5. Latent Factor Models

In this task, we will explore SVD based latent factor model for recommendation.

Deadline: 15-May, 2015
Notebook: [IPynb] [HTML]
Solution: [IPynb] [HTML]

Final Project

Deadline: 10-May, 2015

The objective of this project is to show your mastery of data mining by performing some non-trivial, challenging and fun project that will use one or more major concepts discussed in the class. I will create a Piazza post with more suggestions and additional details. At a high level, your proposed project has to fall into one of the three categories:

  1. Do some analysis on a known dataset (benchmark datasets, KDD Cup, Kaggle, data.gov or from state government of Texas etc).
  2. Learn and apply some interesting concept not discussed in class or explore in-depth some topic discussed in the class. Examples for the former might include Topic Models, Social Network Analysis, Anomaly Detection, Mining in Computational Finance, Mining in Election polls, Bayesian Statistics, data analytics in NoSQL databases etc. Examples for the latter could include Deep Learning/Neural Networks, Sampling, Computational Advertising, SVM, Feature Selection, Recommender Systems, Ensembles, challenges in High dimensional data (images, text, biological etc), Model testing on Web etc.
  3. Do a non-trivial mining project using some popular open source tool, package or resource. Examples might include Social Media APIs (Twitter, Facebook, Yelp, NYTimes), Visualization Software (D3, Tableau software), Large Scale processing (MapReduce, Apache Spark, AWS/AzureML/Google Predict/Mahout), Graph processing (GraphLab, Giraph, Pregel), Deep Learning (Torch, Caffe), Online learning (Vowpal Wabbit).

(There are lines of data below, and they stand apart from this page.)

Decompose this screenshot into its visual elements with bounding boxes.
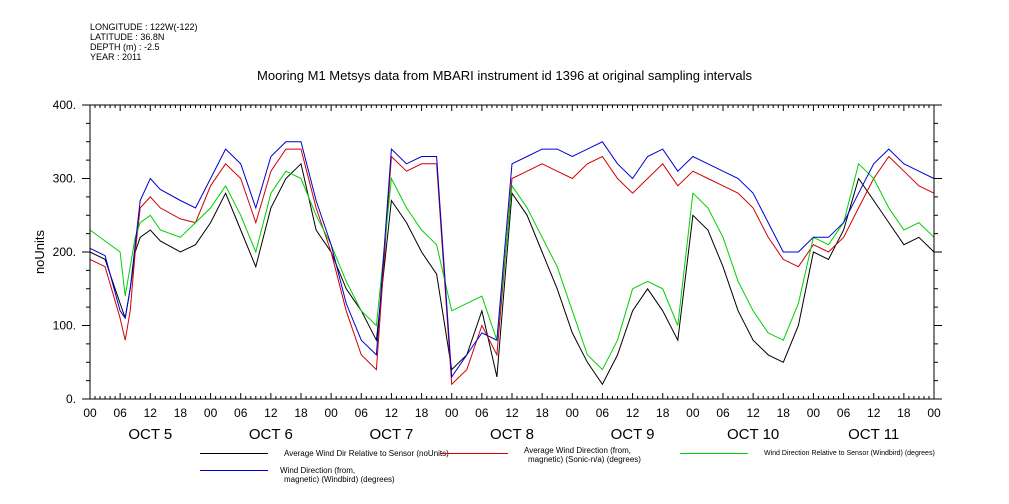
x-tick-label: 18 <box>777 406 791 420</box>
x-tick-label: 12 <box>264 406 278 420</box>
x-tick-label: 06 <box>596 406 610 420</box>
y-tick-label: 100. <box>53 319 76 333</box>
x-tick-label: 12 <box>746 406 760 420</box>
x-tick-label: 00 <box>566 406 580 420</box>
chart-title: Mooring M1 Metsys data from MBARI instru… <box>257 68 752 83</box>
x-tick-label: 18 <box>174 406 188 420</box>
y-tick-label: 400. <box>53 98 76 112</box>
year-label: YEAR : 2011 <box>90 52 142 62</box>
x-tick-label: 12 <box>505 406 519 420</box>
x-tick-label: 00 <box>807 406 821 420</box>
x-tick-label: 12 <box>867 406 881 420</box>
x-tick-label: 00 <box>686 406 700 420</box>
plot-frame <box>89 104 935 400</box>
x-tick-label: 06 <box>837 406 851 420</box>
x-tick-label: 06 <box>113 406 127 420</box>
x-tick-label: 00 <box>927 406 941 420</box>
series-line-2 <box>89 162 935 371</box>
latitude-label: LATITUDE : 36.8N <box>90 32 165 42</box>
series-line-3 <box>89 141 935 379</box>
x-tick-label: 00 <box>445 406 459 420</box>
x-day-label: OCT 7 <box>369 426 413 443</box>
x-tick-label: 00 <box>204 406 218 420</box>
x-day-label: OCT 8 <box>490 426 534 443</box>
x-tick-label: 18 <box>897 406 911 420</box>
x-day-label: OCT 5 <box>128 426 172 443</box>
x-tick-label: 06 <box>716 406 730 420</box>
x-day-label: OCT 10 <box>727 426 779 443</box>
x-tick-label: 00 <box>83 406 97 420</box>
y-tick-label: 200. <box>53 245 76 259</box>
y-axis-label: noUnits <box>32 229 47 274</box>
x-tick-label: 06 <box>475 406 489 420</box>
x-tick-label: 18 <box>415 406 429 420</box>
longitude-label: LONGITUDE : 122W(-122) <box>90 22 198 32</box>
x-tick-label: 00 <box>324 406 338 420</box>
series-line-1 <box>89 148 935 386</box>
x-tick-label: 12 <box>385 406 399 420</box>
x-tick-label: 06 <box>234 406 248 420</box>
y-tick-label: 0. <box>66 392 76 406</box>
x-day-label: OCT 6 <box>249 426 293 443</box>
x-day-label: OCT 9 <box>611 426 655 443</box>
x-tick-label: 18 <box>656 406 670 420</box>
x-tick-label: 18 <box>294 406 308 420</box>
y-tick-label: 300. <box>53 172 76 186</box>
x-tick-label: 06 <box>355 406 369 420</box>
x-tick-label: 12 <box>626 406 640 420</box>
x-day-label: OCT 11 <box>848 426 899 443</box>
x-tick-label: 18 <box>535 406 549 420</box>
metadata-block: LONGITUDE : 122W(-122) LATITUDE : 36.8N … <box>90 22 198 62</box>
series-line-0 <box>89 162 935 386</box>
depth-label: DEPTH (m) : -2.5 <box>90 42 160 52</box>
x-tick-label: 12 <box>144 406 158 420</box>
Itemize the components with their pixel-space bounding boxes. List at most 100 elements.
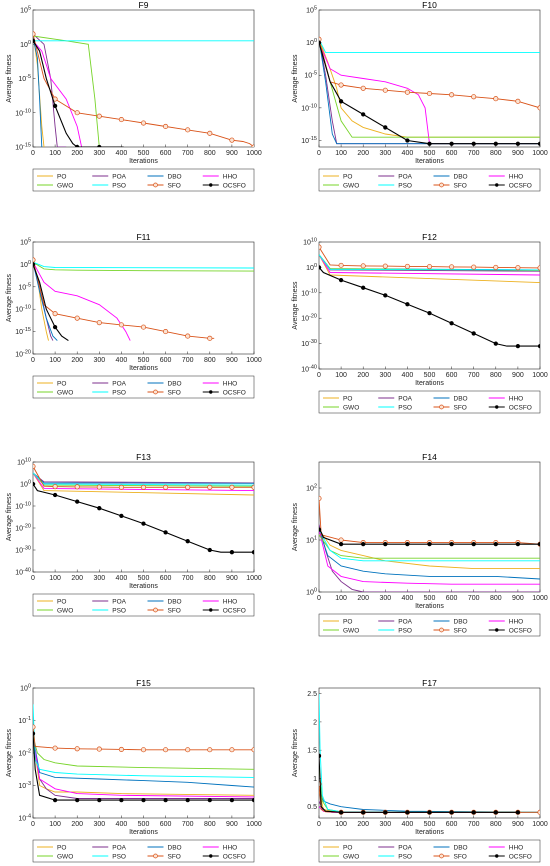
- series-marker-sfo: [207, 335, 213, 341]
- x-tick-label: 200: [71, 821, 83, 828]
- series-marker-ocsfo: [52, 324, 58, 330]
- x-tick-label: 700: [468, 372, 480, 379]
- x-tick-label: 100: [335, 821, 347, 828]
- x-axis-label: Iterations: [415, 158, 444, 165]
- series-marker-sfo: [493, 264, 499, 270]
- series-group: [319, 244, 540, 349]
- legend-label: GWO: [57, 854, 73, 861]
- legend: PO POA DBO HHO GWO PSO SFO OCSFO: [32, 168, 255, 192]
- legend-label: SFO: [168, 183, 181, 190]
- x-tick-label: 1000: [246, 150, 262, 157]
- legend-label: DBO: [168, 845, 182, 852]
- legend-label: POA: [398, 174, 412, 181]
- x-tick-label: 200: [71, 150, 83, 157]
- series-line-pso: [319, 529, 540, 562]
- legend-label: OCSFO: [223, 854, 246, 861]
- legend-label: GWO: [57, 390, 73, 397]
- legend-label: POA: [112, 599, 126, 606]
- series-marker-sfo: [185, 127, 191, 133]
- series-marker-ocsfo: [449, 141, 454, 146]
- series-line-dbo: [33, 37, 43, 147]
- legend-label: GWO: [343, 405, 359, 412]
- legend-label: GWO: [343, 183, 359, 190]
- series-line-pso: [33, 472, 254, 486]
- series-marker-sfo: [140, 484, 147, 490]
- series-marker-ocsfo: [449, 542, 454, 547]
- series-marker-ocsfo: [427, 310, 432, 316]
- series-line-hho: [33, 736, 254, 798]
- x-tick-label: 300: [379, 150, 391, 157]
- x-tick-label: 600: [160, 821, 172, 828]
- series-marker-ocsfo: [251, 550, 254, 555]
- series-marker-ocsfo: [185, 797, 190, 803]
- series-line-sfo: [33, 726, 254, 751]
- series-marker-ocsfo: [471, 331, 476, 336]
- series-marker-ocsfo: [493, 141, 498, 146]
- series-marker-ocsfo: [207, 547, 212, 553]
- legend-marker-ocsfo: [209, 183, 213, 187]
- plot-frame: [318, 9, 541, 148]
- x-tick-label: 700: [468, 150, 480, 157]
- x-tick-label: 200: [71, 357, 83, 364]
- y-tick-label: 10-5: [304, 71, 317, 80]
- series-marker-ocsfo: [383, 542, 388, 547]
- legend-marker-sfo: [153, 389, 158, 395]
- x-tick-label: 800: [490, 150, 502, 157]
- legend-label: DBO: [454, 396, 468, 403]
- series-line-dbo: [33, 262, 58, 341]
- x-axis-label: Iterations: [129, 365, 158, 372]
- series-marker-ocsfo: [119, 797, 124, 803]
- series-marker-ocsfo: [185, 539, 190, 544]
- y-tick-label: 100: [20, 260, 31, 269]
- series-line-hho: [319, 42, 430, 144]
- series-line-dbo: [319, 529, 540, 580]
- x-tick-label: 200: [357, 595, 369, 602]
- y-tick-label: 1010: [17, 458, 31, 467]
- legend-label: POA: [112, 381, 126, 388]
- series-marker-ocsfo: [141, 521, 146, 526]
- series-group: [33, 257, 254, 342]
- chart-panel-f15: F15 0 100 200 300 400 500 600 700 800 900 1000 100 10…: [6, 678, 262, 863]
- x-tick-label: 300: [93, 821, 105, 828]
- legend-marker-sfo: [153, 853, 158, 859]
- legend-marker-ocsfo: [209, 390, 213, 394]
- y-tick-label: 10-3: [18, 781, 31, 790]
- x-tick-label: 200: [357, 150, 369, 157]
- series-marker-sfo: [118, 322, 124, 328]
- legend: PO POA DBO HHO GWO PSO SFO OCSFO: [318, 839, 541, 863]
- series-marker-ocsfo: [361, 112, 366, 117]
- series-line-gwo: [319, 534, 540, 559]
- series-marker-sfo: [33, 724, 36, 730]
- legend-label: HHO: [223, 174, 237, 181]
- legend-label: PO: [343, 845, 352, 852]
- y-tick-label: 2.5: [307, 691, 317, 698]
- legend-label: POA: [112, 845, 126, 852]
- legend-label: PO: [57, 845, 66, 852]
- x-tick-label: 100: [49, 357, 61, 364]
- plot-frame: [32, 241, 255, 355]
- y-tick-label: 105: [306, 6, 317, 15]
- y-tick-label: 100: [20, 40, 31, 49]
- series-line-po: [319, 39, 540, 138]
- chart-panel-f17: F17 0 100 200 300 400 500 600 700 800 900 1000 2.5 2 1…: [292, 678, 548, 863]
- x-tick-label: 700: [182, 357, 194, 364]
- series-marker-sfo: [33, 463, 36, 469]
- legend-label: POA: [398, 396, 412, 403]
- x-axis-label: Iterations: [129, 583, 158, 590]
- legend-label: SFO: [454, 628, 467, 635]
- x-tick-label: 500: [424, 372, 436, 379]
- x-tick-label: 500: [424, 595, 436, 602]
- series-marker-ocsfo: [319, 40, 322, 45]
- x-tick-label: 600: [446, 372, 458, 379]
- x-tick-label: 900: [512, 821, 524, 828]
- series-line-dbo: [319, 789, 540, 813]
- series-marker-ocsfo: [119, 513, 124, 519]
- series-marker-ocsfo: [515, 542, 521, 547]
- chart-panel-f11: F11 0 100 200 300 400 500 600 700 800 900 1000 105 10…: [6, 232, 262, 399]
- y-tick-label: 10-15: [15, 327, 31, 336]
- legend-marker-sfo: [439, 404, 444, 410]
- series-marker-ocsfo: [338, 542, 344, 547]
- series-marker-sfo: [493, 96, 499, 102]
- series-marker-sfo: [404, 263, 410, 269]
- x-axis-label: Iterations: [415, 380, 444, 387]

If you cannot choose a project, I would suggest the Click Prediction project. In this project, you will predict the click through rate of ads given a query, the ads (link) information, and user information. This was originally proposed in 2012 KDD Cup Track 2. Additional details of the data and task can be found here. The original dataset is divided into 3 parts: training, testing, and maps from feature id to features. The training set has 150M instances, and the testing data has 20M instances. Drs. Carlos Guestrin and Emily Fox from University of Washington have subsampled and simplified this dataset by joining the training and testing data with the feature maps. After spending couple of hours, I noticed that (linear) models that we have covered in class work quite well! Doing this project has additional advantages too. While we covered the basics of advertising in the class, you will be starting as an amateur in the domain and focus a lot on tools and techniques than domain knowledge. Also, this is a cool enough project to put in portfolio and getting some knowledge in this field wouldn't hurt. There are lot of discussion in the internet and there is an entire journal issue for papers that describe what the top-performing teams did. Data can be found here.